Homemaker Daulamma of Hira village in Raichur district shares a common concern with Kamalabai of Heggali village in Kalaburgi district and Holeyamma of Samanahalli in Shivamogga district in Karnataka.
As the price of LPG cylinders have increased, the lifestyle of relative convenience in cooking achieved over the last decade thanks to these cylinders, has seen a reversal. The rise in price of LPG — now at ₹1,105 per cylinder in Bengaluru as opposed to ₹585 in May 2020 — has hit them hard.
“We used LPG for all our needs as it was cheaper and provided ease in cooking compared to firewood. It was used for making rotis, cooking rice and even heating water for bath. As the price of cooking LPG rose, its use has come down and we use alternative fuel in the form of locally available fuelwood,” Ms. Daulamma told The Hindu. Ms. Kamalabai concurred and said that they now use LPG sparingly, for preparing tea when guests come home or for reheating food when speed is of the essence.
Several poor families in north Karnataka have reverted to using the jali plant (Prosopis Juliflora), the stem of the red-gram plant, cow-dung cakes, corncobs and other locally available material, at least partially, as fuel for cooking or for heating bath water.
Like Ms. Daulamma and Ms. Kamalabai, Ms. Holeyamma also uses LPG in “emergency” situations only. “So, one cylinder is enough for four months for the family of five members,” she said. Her village has been merged with the neighbouring Anavatti Town Panchayat, denying the residents access to the National Rural Employment Guarantee Scheme, bringing down their income.
No brides without LPG
The lifestyle pattern and LPG usage changes in villages close to cities such as Bengaluru and Mysuru. People in Ramanagara, Bengaluru Rural and Mandya districts say that doing away with LPG is not an option now, as most homes have removed traditional fireplaces and sources of firewood too have dwindled.
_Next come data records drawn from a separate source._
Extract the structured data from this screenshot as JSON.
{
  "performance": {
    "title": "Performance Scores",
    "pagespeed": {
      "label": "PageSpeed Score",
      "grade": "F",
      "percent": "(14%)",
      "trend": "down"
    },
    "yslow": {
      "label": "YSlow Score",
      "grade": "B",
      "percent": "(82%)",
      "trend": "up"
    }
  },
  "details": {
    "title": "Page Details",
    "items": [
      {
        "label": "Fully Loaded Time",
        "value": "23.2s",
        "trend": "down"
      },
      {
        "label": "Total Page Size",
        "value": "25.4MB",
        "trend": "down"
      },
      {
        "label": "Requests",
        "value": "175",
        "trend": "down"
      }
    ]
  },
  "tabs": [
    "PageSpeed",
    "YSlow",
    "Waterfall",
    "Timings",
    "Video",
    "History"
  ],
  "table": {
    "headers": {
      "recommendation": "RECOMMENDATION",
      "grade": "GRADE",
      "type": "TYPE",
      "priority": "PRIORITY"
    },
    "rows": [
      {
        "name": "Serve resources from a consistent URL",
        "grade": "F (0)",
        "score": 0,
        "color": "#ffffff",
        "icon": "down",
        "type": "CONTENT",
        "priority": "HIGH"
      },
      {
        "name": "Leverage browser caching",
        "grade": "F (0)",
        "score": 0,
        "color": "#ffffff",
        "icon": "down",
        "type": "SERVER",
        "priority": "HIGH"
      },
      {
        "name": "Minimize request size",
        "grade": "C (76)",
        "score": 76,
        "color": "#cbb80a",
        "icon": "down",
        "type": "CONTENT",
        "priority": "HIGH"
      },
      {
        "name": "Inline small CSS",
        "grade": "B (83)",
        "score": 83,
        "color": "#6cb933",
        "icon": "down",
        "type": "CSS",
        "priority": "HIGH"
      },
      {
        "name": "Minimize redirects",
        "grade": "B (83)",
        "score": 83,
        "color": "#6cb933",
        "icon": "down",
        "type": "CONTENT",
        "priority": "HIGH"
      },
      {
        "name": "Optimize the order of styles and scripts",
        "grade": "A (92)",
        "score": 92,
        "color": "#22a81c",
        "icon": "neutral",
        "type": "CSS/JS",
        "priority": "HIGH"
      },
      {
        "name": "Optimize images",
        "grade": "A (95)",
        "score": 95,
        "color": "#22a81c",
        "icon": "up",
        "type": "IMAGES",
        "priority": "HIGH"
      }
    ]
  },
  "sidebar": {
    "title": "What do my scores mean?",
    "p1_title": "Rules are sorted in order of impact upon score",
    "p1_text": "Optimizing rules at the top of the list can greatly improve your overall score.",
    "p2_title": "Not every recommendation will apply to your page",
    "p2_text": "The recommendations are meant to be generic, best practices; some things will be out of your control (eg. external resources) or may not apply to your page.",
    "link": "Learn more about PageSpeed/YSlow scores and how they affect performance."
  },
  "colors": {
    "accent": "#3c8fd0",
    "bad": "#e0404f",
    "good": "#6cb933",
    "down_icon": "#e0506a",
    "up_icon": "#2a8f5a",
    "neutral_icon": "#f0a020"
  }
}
“More importantly, youth in the marriageable age do not get brides if there is no LPG connection at their home,” said Anasuya, a resident of Chikkenahalli village in Ramanagar district. “LPG is convenient and is also a status symbol,” she added.
Kunnamari Gowda in the same village, who had come for breakfast at a hotel, said, “We have an empty cylinder at home and my wife refused to cook from firewood collected for heating water. I am taking a parcel for her too.” He added, “I am planning to take a loan and book a cylinder. By the time I repay the loan, it will be time to book another cylinder. This is the case with all the poor in this village.”
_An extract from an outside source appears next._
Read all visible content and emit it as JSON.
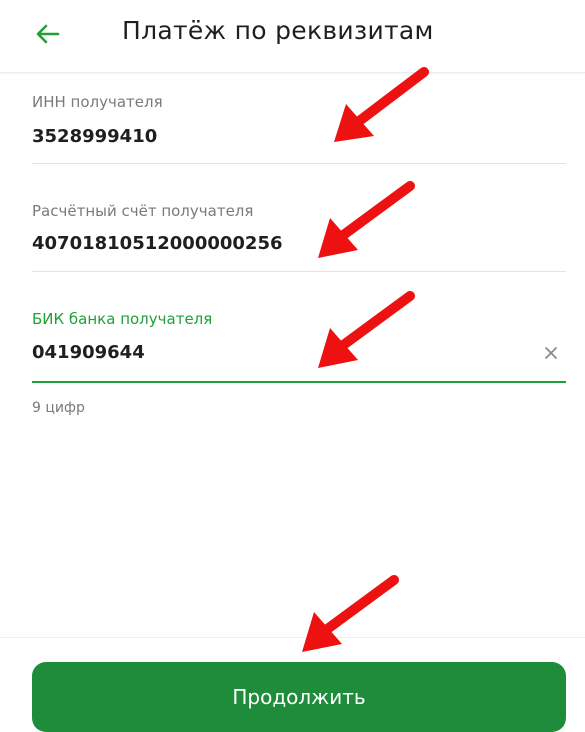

This election, the LPG cylinder has become a talking point and parties are using it as a symbol to depict the rising prices affecting lower income families. While the Janata Dal (Secular) has announced five free cylinders annually, the Congress has announced a ₹2,000 monthly incentive under their Gruha Lakshmi guarantee to cover LPG expenses. Surprisingly, even the ruling BJP, which remained mute to earlier agitations against price rise, has announced three free cylinders annually to coincide with three festivals.
Across Karnataka, there are 1.78 crore LPG connections, of which the Prime Minister’s Ujwala Yojana connections amount to 37.57 lakh. The average booking in Karnataka in 2022-2023 was 6.49 cylinders per connection and on an average, 97.77 lakh cylinders were sold every month. The coverage of LPG connections is 114% in Karnataka, data shows.
The LPG dealers association in Karnataka complains of reduced or deferred bookings due to high cost. “Many households have moved to an electrical source of energy for cooking needs. Earlier, gas geysers were one of the cheaper ways to heat water, many households have shifted to electricity geysers now,” a source in the association said. He added that while the Ujwala scheme brought more families under LPG use, there were instances of families stopping its use after the first cylinder — which came free — got exhausted.
What the data says
However, the data provided by the Indian Oil Corporation (IOC) for LPG usage in Karnataka shows an year-on-year growth of 13.64 % — from 2.12 lakh metric tonnes in 2021-2022 to 2.4 lakh metric tonnes in 2022-2023 for the Prime Minister’s Ujwala Yojana. The overall domestic cylinder sales went up by 3.15% from 16.14 lakh metric tonnes in 2021-2022 to 16.65 lakh metric tonnes in 2022-2023, as per IOC data.